Seperti yang sudah dikatakan, media sudah dapat diakses dimanapun kita berada dan kapan kita mengaksesnya. Dimanapun, kapanpun, dengan siapapun, informasi didapatkan dengan mudah. Bukan hanya mengenai sebuah fenomena, namun pula mengenai seseorang. Informasi mengenai film apa yang mereka tonton, apa yang mereka tulis, hingga apa yang mereka sedang lakukan, dapat dengan mudah diakses oleh siapa saja. Rasa penasaran seseorang mengenai orang lain sepertinya sudah tidak lazim, karena hanya dengan sekali klik, informasi mengenai orang tersebut dapat terlihat dengan jelas. Kini, kencan pertama bukan lagi bertanya mengenai kegemaran, namun bertanya tentang mengapa menyukai hal tersebut. Bisa menjadi hal yang baik atau hal yang buruk. Baik, karena kita dapat dengan mudah memikat seseorang, seolah-olah mengerti tentang mereka. Buruk, karena kita akan berbuat apa saja agar tidak terlihat sedang berpura-pura didepan mereka. Hingga lupa dengan diri kita yang sesungguhnya.

Selain berdampak kepada informasi, media baru sendiri juga berefek kepada cara bersosialisasi dengan orang banyak. Dengan informasi yang sudah bisa diakses kapanpun dan dimanapun, akan memicu sifat konsumtif masyarakat. Kini, berkumpul bersama teman, keluarga, maupun sahabat, tidak lagi berisikan canda tawa, waktu berkualitas bersama sahabat-sahabat terdekat kita, namun berisikan smartphone yang dimainkan masing-masing individu tanpa kenal waktu. Entah untuk bermain bersama orang-orang yang berada diluar, entah mengakses informasi-informasi baru, atau sedang membentuk profil mereka di media sosial, agar terlihat menarik dan menawan. Media baru yang sekarang sudah semakin simple dan mudah diakses kapanpun, dimanapun, dan dengan siapapun, memang mendekatkan orang-orang yang jauh. Mereka yang memiliki pemikiran yang sama dapat dengan mudah bertemu secara virtual, membagikan ide-ide dan pemikiran mereka secara kritis. Namun, tanpa sadar – membuat mereka yang dekat menjadi jauh. Diam, tanpa suara dan tanpa kata. Padahal sedang berada di tempat yang sama. Padahal tepat berada di sebelah, di seberang.

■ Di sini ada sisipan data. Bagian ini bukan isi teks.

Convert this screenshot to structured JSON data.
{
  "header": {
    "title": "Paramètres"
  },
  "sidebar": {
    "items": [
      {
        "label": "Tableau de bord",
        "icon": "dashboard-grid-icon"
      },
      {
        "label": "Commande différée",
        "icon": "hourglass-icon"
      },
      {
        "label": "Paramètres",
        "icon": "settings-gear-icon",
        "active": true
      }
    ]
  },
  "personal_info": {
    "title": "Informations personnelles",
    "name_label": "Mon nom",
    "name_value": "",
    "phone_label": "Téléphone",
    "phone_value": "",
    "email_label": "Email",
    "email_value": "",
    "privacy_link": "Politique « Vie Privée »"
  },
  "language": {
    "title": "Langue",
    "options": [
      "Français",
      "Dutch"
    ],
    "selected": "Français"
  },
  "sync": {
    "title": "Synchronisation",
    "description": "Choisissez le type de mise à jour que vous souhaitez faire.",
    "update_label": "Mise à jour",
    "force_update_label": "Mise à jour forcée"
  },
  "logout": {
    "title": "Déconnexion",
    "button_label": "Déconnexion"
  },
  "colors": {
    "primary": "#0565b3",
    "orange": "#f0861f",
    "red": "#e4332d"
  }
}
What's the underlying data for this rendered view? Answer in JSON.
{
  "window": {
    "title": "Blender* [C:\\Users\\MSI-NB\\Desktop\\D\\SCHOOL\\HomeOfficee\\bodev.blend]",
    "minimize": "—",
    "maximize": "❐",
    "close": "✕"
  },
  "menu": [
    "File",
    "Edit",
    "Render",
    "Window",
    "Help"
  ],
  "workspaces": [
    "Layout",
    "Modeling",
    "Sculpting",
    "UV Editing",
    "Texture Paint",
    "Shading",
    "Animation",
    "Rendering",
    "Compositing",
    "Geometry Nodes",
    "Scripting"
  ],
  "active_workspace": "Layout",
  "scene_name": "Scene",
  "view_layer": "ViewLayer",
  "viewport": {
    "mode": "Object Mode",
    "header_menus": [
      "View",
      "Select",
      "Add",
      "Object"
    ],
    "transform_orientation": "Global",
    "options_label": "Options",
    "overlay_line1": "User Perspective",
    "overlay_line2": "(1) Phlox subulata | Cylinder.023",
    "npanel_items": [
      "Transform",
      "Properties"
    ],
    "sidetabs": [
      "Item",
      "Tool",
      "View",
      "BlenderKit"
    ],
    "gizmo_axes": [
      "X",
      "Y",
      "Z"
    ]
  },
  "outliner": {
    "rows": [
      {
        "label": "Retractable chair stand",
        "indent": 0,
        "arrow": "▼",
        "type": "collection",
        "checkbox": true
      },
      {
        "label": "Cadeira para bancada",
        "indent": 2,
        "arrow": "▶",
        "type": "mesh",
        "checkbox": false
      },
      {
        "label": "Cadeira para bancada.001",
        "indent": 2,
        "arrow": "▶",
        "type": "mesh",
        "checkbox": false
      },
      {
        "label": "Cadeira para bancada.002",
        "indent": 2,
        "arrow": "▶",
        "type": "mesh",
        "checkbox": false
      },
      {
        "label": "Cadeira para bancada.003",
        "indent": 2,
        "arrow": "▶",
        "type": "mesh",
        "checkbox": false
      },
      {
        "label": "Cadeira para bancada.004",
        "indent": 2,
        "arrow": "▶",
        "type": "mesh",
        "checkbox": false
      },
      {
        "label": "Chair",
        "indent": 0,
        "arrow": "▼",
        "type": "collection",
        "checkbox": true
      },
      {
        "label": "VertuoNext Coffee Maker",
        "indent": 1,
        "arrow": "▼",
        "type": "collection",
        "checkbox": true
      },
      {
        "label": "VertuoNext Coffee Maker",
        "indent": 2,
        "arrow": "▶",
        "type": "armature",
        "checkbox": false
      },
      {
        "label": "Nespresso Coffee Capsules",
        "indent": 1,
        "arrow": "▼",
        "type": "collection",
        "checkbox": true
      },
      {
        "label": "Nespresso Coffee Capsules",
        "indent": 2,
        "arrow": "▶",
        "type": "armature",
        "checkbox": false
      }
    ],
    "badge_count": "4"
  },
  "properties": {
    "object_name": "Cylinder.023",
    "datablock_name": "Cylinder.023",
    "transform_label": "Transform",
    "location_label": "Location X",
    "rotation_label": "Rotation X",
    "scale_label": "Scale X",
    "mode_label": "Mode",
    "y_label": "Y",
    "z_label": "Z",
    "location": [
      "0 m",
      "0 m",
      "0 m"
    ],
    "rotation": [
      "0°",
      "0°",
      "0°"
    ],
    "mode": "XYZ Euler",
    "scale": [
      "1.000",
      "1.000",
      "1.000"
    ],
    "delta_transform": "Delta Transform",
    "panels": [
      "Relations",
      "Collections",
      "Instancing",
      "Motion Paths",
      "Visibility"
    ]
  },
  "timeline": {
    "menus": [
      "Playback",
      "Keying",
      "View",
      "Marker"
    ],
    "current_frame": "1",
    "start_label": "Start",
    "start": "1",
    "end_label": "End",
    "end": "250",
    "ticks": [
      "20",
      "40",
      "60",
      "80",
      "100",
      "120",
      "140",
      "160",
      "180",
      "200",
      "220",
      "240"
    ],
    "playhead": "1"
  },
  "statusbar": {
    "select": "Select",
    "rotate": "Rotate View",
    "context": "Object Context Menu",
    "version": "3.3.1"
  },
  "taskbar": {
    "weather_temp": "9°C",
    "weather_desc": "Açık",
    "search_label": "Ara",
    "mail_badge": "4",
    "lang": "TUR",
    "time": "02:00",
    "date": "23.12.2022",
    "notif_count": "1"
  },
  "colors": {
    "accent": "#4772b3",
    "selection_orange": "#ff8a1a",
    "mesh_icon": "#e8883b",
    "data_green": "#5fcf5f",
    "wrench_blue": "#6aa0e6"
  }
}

Keberadaan media baru yang sangat mempermudah kita berkomunikasi, meng-akses informasi baru dengan sekali click memang sangat menguntungkan manusia sekitar. Namun, media baru juga bisa menjadi ancaman. Bagaimana tidak? Semua orang sudah percaya dengan media baru. Semua informasi yang ada di dalam media sosial dipercaya begitu saja, tidak tahu apakah itu nyata atau tidak. Media baru sendiri juga sudah menjadi adiksi, sehingga orang-orang justru tidak dapat hidup tanpa ada keberadaan smartphone yang merupakan salah satu dari media baru tersebut. Keberadaan media baru sendiri sebenarnya harus dijaga, dibatasi, dan tidak diakses secara berlebihan. Hal ini dikarenakan penggunaan yang berlebihan dapat memunculkan banyak berita palsu, yang pada akhirnya memicu konflik dan pertikaian. Orang-orang juga tidak akan peduli lagi dengan dunia sekitar. Yang mereka pedulikan hanyalah diri mereka di dunia maya melalui media sosial. Mereka juga hanya percaya dengan apa yang dikatakan oleh internet yang merupakan salah satu dari media baru yang diakses kapanpun dan dimanapun. Mereka, yang tidak pernah puas, harus menggali kembali informasi-informasi baru. Karena terlalu lelah menggali, pada akhirnya mereka akan mengarang sebuah informasi, seolah-olah merupakan informasi yang paling benar. Pertanyaan selanjutnya adalah, akankah media massa akan terus dimanfaatkan seperti ini? Akankah kita tersadar bahwa dengan dimudahkannya akses informasi, kita harus lebih waspada? Bukannya seharusnya, kita lebih tenang?